- Born: 1988 (age 37–38)
- Known for: Arabian Section of the 99s
- Awards: 2015 Inspiration Award 2016 Honourable Company of Air Pilots
- Aviation career
- Rank: A320 First Officer

= Alia Twal =

Jordanian airline pilot (born 1988)

Alia Twal (born 1988) is a commercial airline pilot from Jordan. She flies for Royal Jordanian Airlines. In 2016, Twal was made a Liveryman in the Honourable Company of Air Pilots, becoming the fourth Jordanian to receive this position.

== Biography ==
Twal was inspired to become a pilot at the age of 16 when she first learned about Jordanian women pilots at a school career event. Twal started learning to fly in 2006, graduating from the Ayla Aviation Academy in Aqaba, now known as Airways Aviation Academy.
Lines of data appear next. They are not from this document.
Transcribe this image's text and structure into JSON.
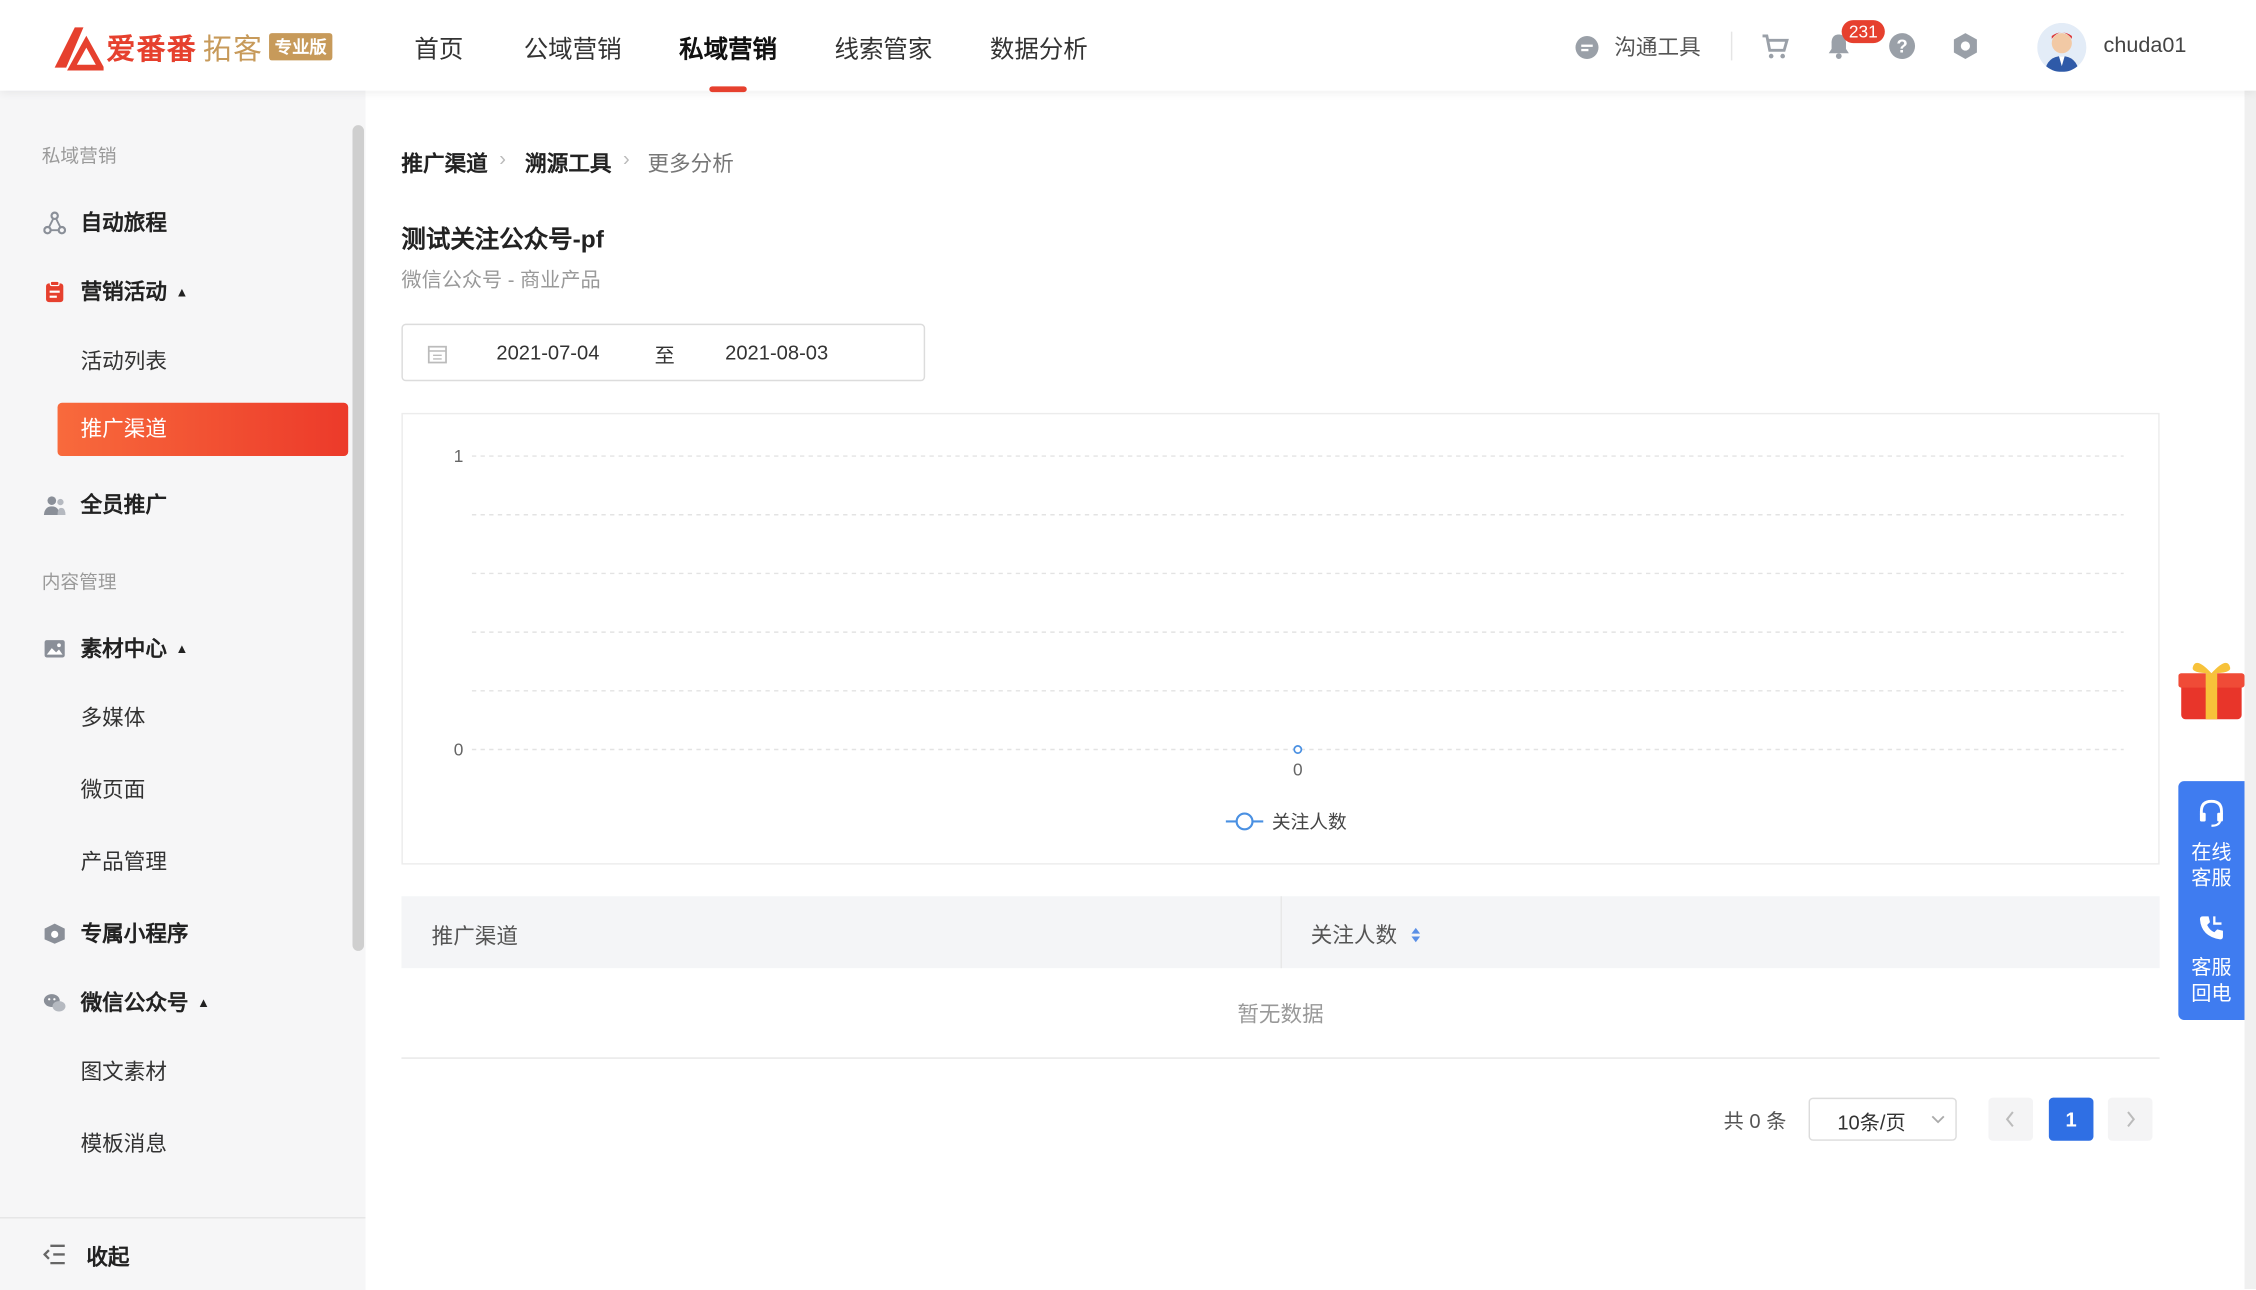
{
  "header": {
    "brand": "爱番番",
    "brand_suffix": "拓客",
    "edition": "专业版",
    "nav": [
      "首页",
      "公域营销",
      "私域营销",
      "线索管家",
      "数据分析"
    ],
    "active_nav": "私域营销",
    "comm_tool": "沟通工具",
    "notification_count": "231",
    "username": "chuda01"
  },
  "sidebar": {
    "group1": "私域营销",
    "auto_journey": "自动旅程",
    "marketing_activity": "营销活动",
    "activity_list": "活动列表",
    "promo_channel": "推广渠道",
    "all_staff_promo": "全员推广",
    "group2": "内容管理",
    "material_center": "素材中心",
    "multimedia": "多媒体",
    "micro_page": "微页面",
    "product_mgmt": "产品管理",
    "mini_program": "专属小程序",
    "wechat_oa": "微信公众号",
    "article_material": "图文素材",
    "template_msg": "模板消息",
    "collapse": "收起"
  },
  "breadcrumb": [
    "推广渠道",
    "溯源工具",
    "更多分析"
  ],
  "page": {
    "title": "测试关注公众号-pf",
    "subtitle": "微信公众号 - 商业产品",
    "date_start": "2021-07-04",
    "date_sep": "至",
    "date_end": "2021-08-03"
  },
  "chart_data": {
    "type": "line",
    "series": [
      {
        "name": "关注人数",
        "values": [
          0
        ]
      }
    ],
    "x": [
      "0"
    ],
    "ylim": [
      0,
      1
    ],
    "yticks": [
      "0",
      "1"
    ],
    "grid": true,
    "legend": "bottom-center",
    "color": "#4a90e2"
  },
  "table": {
    "columns": [
      "推广渠道",
      "关注人数"
    ],
    "empty_text": "暂无数据"
  },
  "pagination": {
    "total": "共 0 条",
    "page_size": "10条/页",
    "current_page": "1"
  },
  "float_panel": {
    "online_service": "在线客服",
    "callback": "客服回电"
  }
}
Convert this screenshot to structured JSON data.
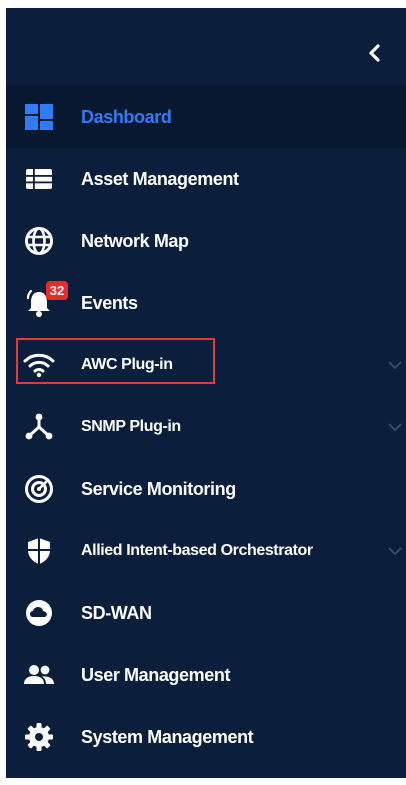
{
  "sidebar": {
    "collapse_icon": "chevron-left-icon",
    "items": [
      {
        "label": "Dashboard",
        "icon": "dashboard-icon",
        "active": true
      },
      {
        "label": "Asset Management",
        "icon": "list-icon"
      },
      {
        "label": "Network Map",
        "icon": "globe-icon"
      },
      {
        "label": "Events",
        "icon": "bell-icon",
        "badge": "32"
      },
      {
        "label": "AWC Plug-in",
        "icon": "wifi-icon",
        "expandable": true,
        "highlighted": true
      },
      {
        "label": "SNMP Plug-in",
        "icon": "network-hub-icon",
        "expandable": true
      },
      {
        "label": "Service Monitoring",
        "icon": "radar-icon"
      },
      {
        "label": "Allied Intent-based Orchestrator",
        "icon": "shield-icon",
        "expandable": true
      },
      {
        "label": "SD-WAN",
        "icon": "cloud-icon"
      },
      {
        "label": "User Management",
        "icon": "users-icon"
      },
      {
        "label": "System Management",
        "icon": "gear-icon"
      }
    ]
  },
  "colors": {
    "sidebar_bg": "#0b1f3d",
    "active_bg": "#081830",
    "active_text": "#2f7cf6",
    "text": "#ffffff",
    "badge": "#e52b2b",
    "highlight_border": "#e53935",
    "chevron": "#3b4f6e"
  }
}
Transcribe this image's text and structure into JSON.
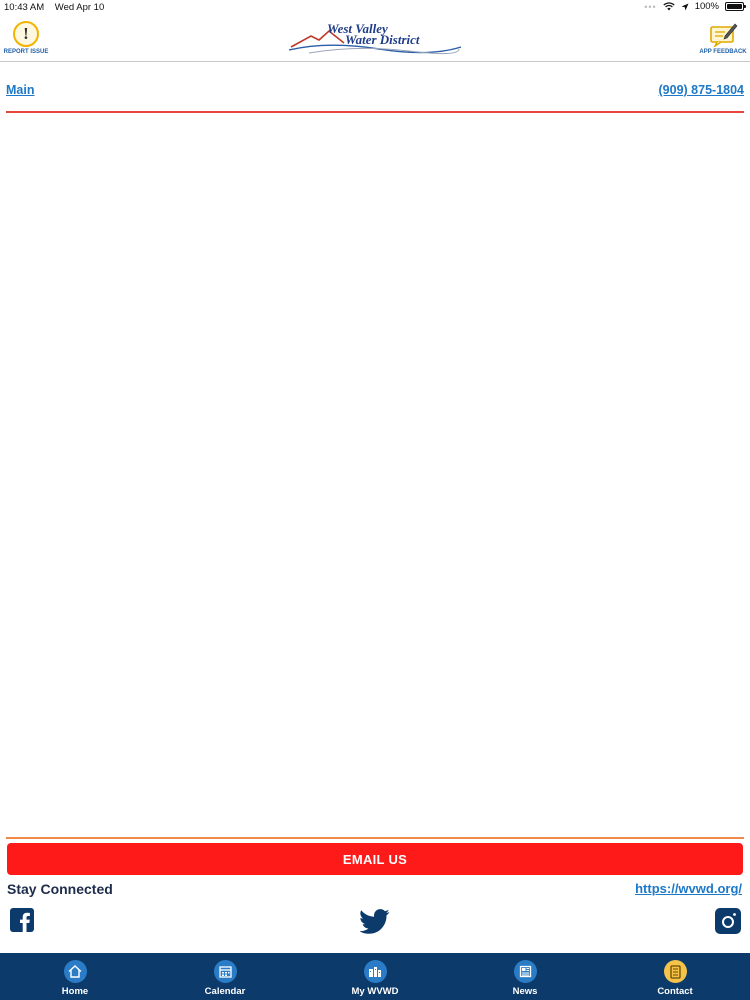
{
  "status_bar": {
    "time": "10:43 AM",
    "date": "Wed Apr 10",
    "battery": "100%"
  },
  "header": {
    "report_label": "REPORT ISSUE",
    "feedback_label": "APP FEEDBACK",
    "logo_line1": "West Valley",
    "logo_line2": "Water District"
  },
  "nav": {
    "main_link": "Main",
    "phone": "(909) 875-1804"
  },
  "footer": {
    "email_button": "EMAIL US",
    "stay_connected": "Stay Connected",
    "website": "https://wvwd.org/",
    "social": [
      "facebook-icon",
      "twitter-icon",
      "instagram-icon"
    ]
  },
  "tabs": [
    {
      "label": "Home",
      "icon": "home-icon"
    },
    {
      "label": "Calendar",
      "icon": "calendar-icon"
    },
    {
      "label": "My WVWD",
      "icon": "building-icon"
    },
    {
      "label": "News",
      "icon": "news-icon"
    },
    {
      "label": "Contact",
      "icon": "contact-book-icon",
      "active": true
    }
  ],
  "colors": {
    "brand_blue": "#0c3a6b",
    "link_blue": "#1d78c8",
    "email_red": "#ff1a1a",
    "active_tab": "#f5c34a"
  }
}
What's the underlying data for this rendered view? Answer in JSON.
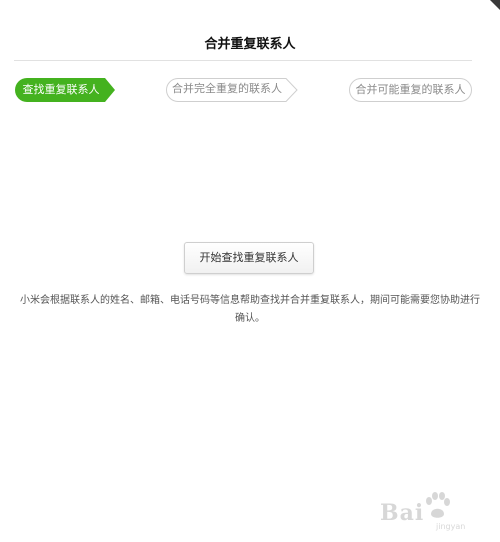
{
  "dialog": {
    "title": "合并重复联系人"
  },
  "steps": [
    {
      "label": "查找重复联系人",
      "state": "active"
    },
    {
      "label": "合并完全重复的联系人",
      "state": "inactive"
    },
    {
      "label": "合并可能重复的联系人",
      "state": "inactive"
    }
  ],
  "main": {
    "start_button_label": "开始查找重复联系人",
    "description": "小米会根据联系人的姓名、邮箱、电话号码等信息帮助查找并合并重复联系人，期间可能需要您协助进行确认。"
  },
  "watermark": {
    "logo_text": "Bai",
    "logo_text_end": "",
    "sub_text": "jingyan"
  },
  "colors": {
    "accent": "#44b21f",
    "inactive_border": "#cfcfcf",
    "inactive_text": "#8a8a8a"
  },
  "icons": {
    "watermark_logo": "baidu-paw-icon"
  }
}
She was a flight instructor at the academy for three years before joining the Royal Jordanian Airlines as first an A320 first officer in 2011, and then an A330 first officer in 2016 before returning to the A320. Twal is also the governor of the Arabian Section of the Ninety-Nines and has established a scholarship in honor of Yvonne Trueman, the section's founder and first Bahraini women to gain a pilot's license.

As one of the few women Jordanian pilots and head of her chapter of the Ninety-Nines, which includes pilot Carol Rabadi, Twal advocates for gender equality.